When candidates finally did turn more specifically to higher education, the brief conversation again centered on free tuition, which doesn’t address larger issues in the system: Are students graduating in a timely manner — or at all? Are they getting the support they need to be successful? Are they leaving with a degree they can use? 

Forty percent of bachelor’s students haven’t graduated six years later, and more than two in three students at two-year colleges haven’t. Students and taxpayers deserve more transparency and accountability in the system, and they deserve to get a strong return on their investment in higher education. Evidence-based programs like the CUNY program ASAP have been shown to dramatically increase graduation rates and is going national. 
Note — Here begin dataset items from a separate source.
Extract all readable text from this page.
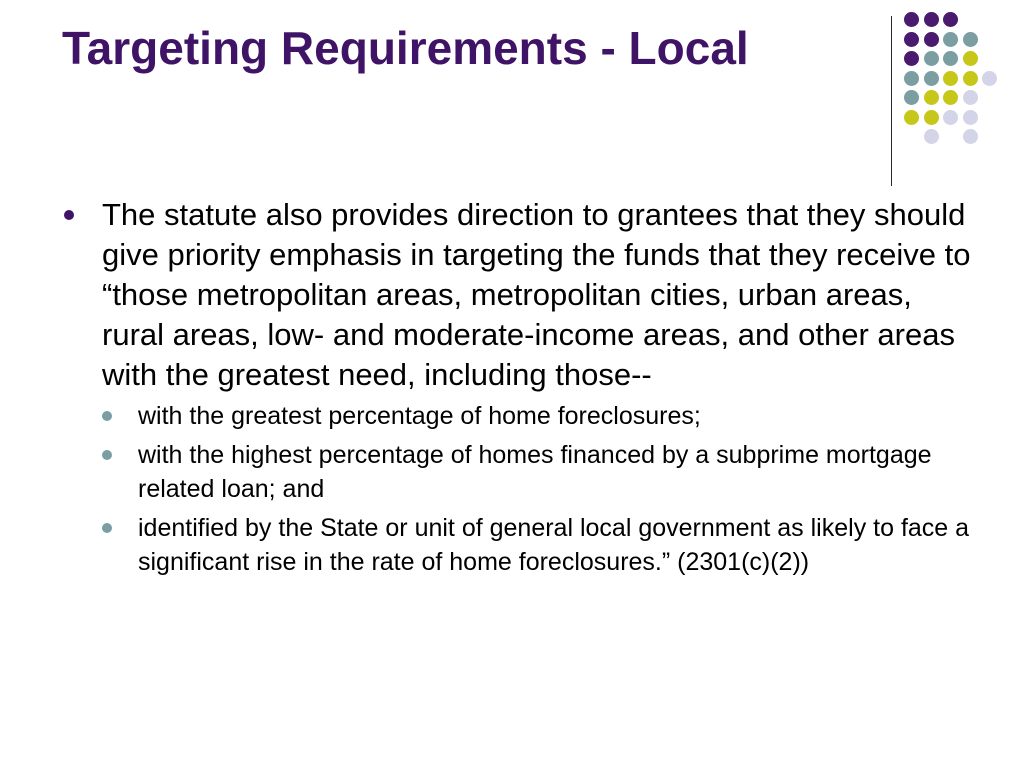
Targeting Requirements - Local
The statute also provides direction to grantees that they should give priority emphasis in targeting the funds that they receive to “those metropolitan areas, metropolitan cities, urban areas, rural areas, low- and moderate-income areas, and other areas with the greatest need, including those--
with the greatest percentage of home foreclosures;
with the highest percentage of homes financed by a subprime mortgage related loan; and
identified by the State or unit of general local government as likely to face a significant rise in the rate of home foreclosures.” (2301(c)(2))
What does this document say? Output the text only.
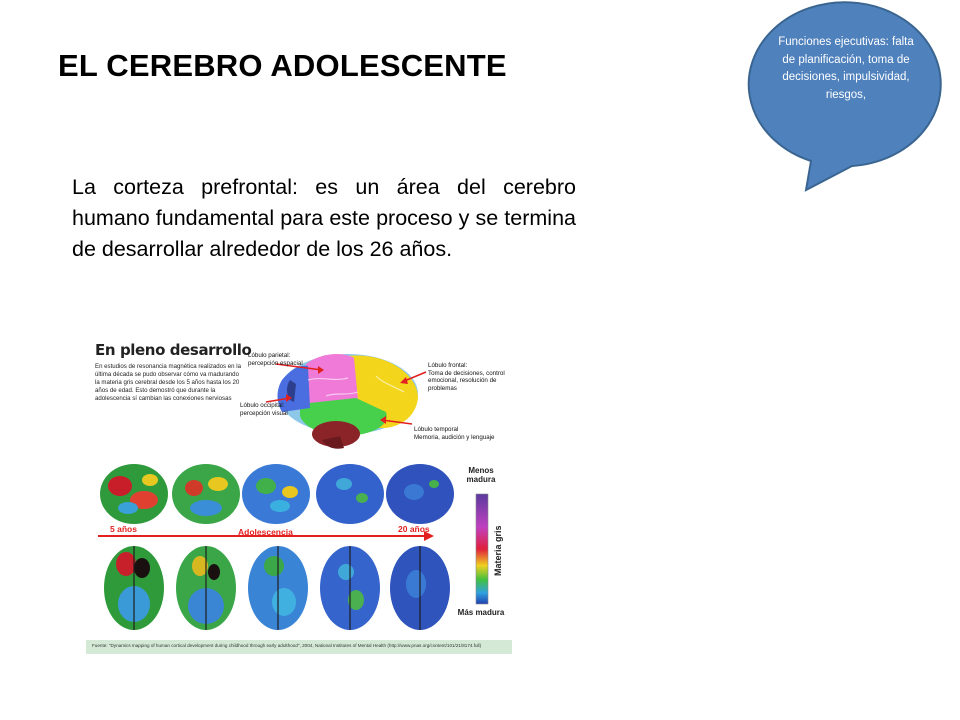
EL CEREBRO ADOLESCENTE
La corteza prefrontal: es un área del cerebro humano fundamental para este proceso y se termina de desarrollar alrededor de los 26 años.
Funciones ejecutivas: falta de planificación, toma de decisiones, impulsividad, riesgos,
En pleno desarrollo
En estudios de resonancia magnética realizados en la última década se pudo observar cómo va madurando la materia gris cerebral desde los 5 años hasta los 20 años de edad. Esto demostró que durante la adolescencia sí cambian las conexiones nerviosas
Lóbulo parietal:
percepción espacial
Lóbulo occipital:
percepción visual
Lóbulo frontal:
Toma de decisiones, control emocional, resolución de problemas
Lóbulo temporal
Memoria, audición y lenguaje
5 años	Adolescencia	20 años
Menos madura
Más madura
Materia gris
Fuente: "Dynamics mapping of human cortical development during childhood through early adulthood", 2004, National Institutes of Mental Health (http://www.pnas.org/content/101/21/8174.full)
One group that consistently gets left out of higher education discussions is veterans. They need more protection from potentially predatory institutions that get billions in GI Bill funds and often leave veteran students without the degrees they seek. As we’ve said before, The College Affordability Act would close loopholes that allow institutions to prey on veterans and fail students, require institutions to show they are committed to student success, and improve transparency.

Criminal Justice

One in two Americans has had a family member incarcerated, yet the debate did not address ways we can end mass incarceration and its drivers, including a probation and parole system that has become a tripwire, contributing to 45 percent of admissions to state prisons and costing states billions of dollars a year.

America is home to 5 percent of the world’s population and nearly 25 percent of its prisoners, and we’ve done little to address the conditions for those living and working inside U.S. prisons, which are excessively punitive and incarcerate people of color at disproportionately higher rates. But there are movements committed to changing this reality. For example, the Young Men Emerging unit in the D.C. Department of Corrections is reimagining what prison can look like by building a community that helps one another take ownership of their stories. And The Restoring Justice project by Vera Institute of Justice and Milpa Collective is expanding to three more states with a mission of putting human dignity as a core value in correctional facilities.

While we know that incarceration is largely a state issue, the federal government can lead the way, as it did with the First Step Act. And states like New Jersey and New York, as well as jurisdictions like Harris County, are redefining justice by recognizing that money bail discriminates against the poor and instituting groundbreaking reforms in our country’s cash bail system, efforts overwhelmingly supported by the public.

The Opioid Crisis

We heard scant mention of the nation’s opioid crisis, which killed 49,000 Americans in 2017 alone. We need states and cities to embrace evidence-based solutions in the fight. We worked with Manatt Health on a toolkit that holds promising strategies that state Medicaid programs are adopting to address the substance use disorder crisis, and specifically the opioid epidemic. And there are cities leading the way: Huntington, W.V., once dubbed the overdose capital of America,” has become a model for recovery, thanks to Mayor Steve Williams’ innovative approach to drug policy. 

And as opioid lawsuits pick up steam, states, counties, and cities will have to make decisions about how to any allocate funds they are awarded. Those decisions, if done right, can save lives.

Final Thought

Gun safety played a much larger role in previous debates, but it was mentioned in only one answer Thursday night, in response to a question related to climate change. That’s interesting, considering the historic agreement that took place this week. Congress reached a bipartisan agreement to fund federal gun violence research with a $25 million commitment to the Centers for Disease Control and Prevention and the National Institutes of Health. We applaud the end to a decades-long stalemate over federal funding for gun violence research, and we hope the Democratic candidates do, too.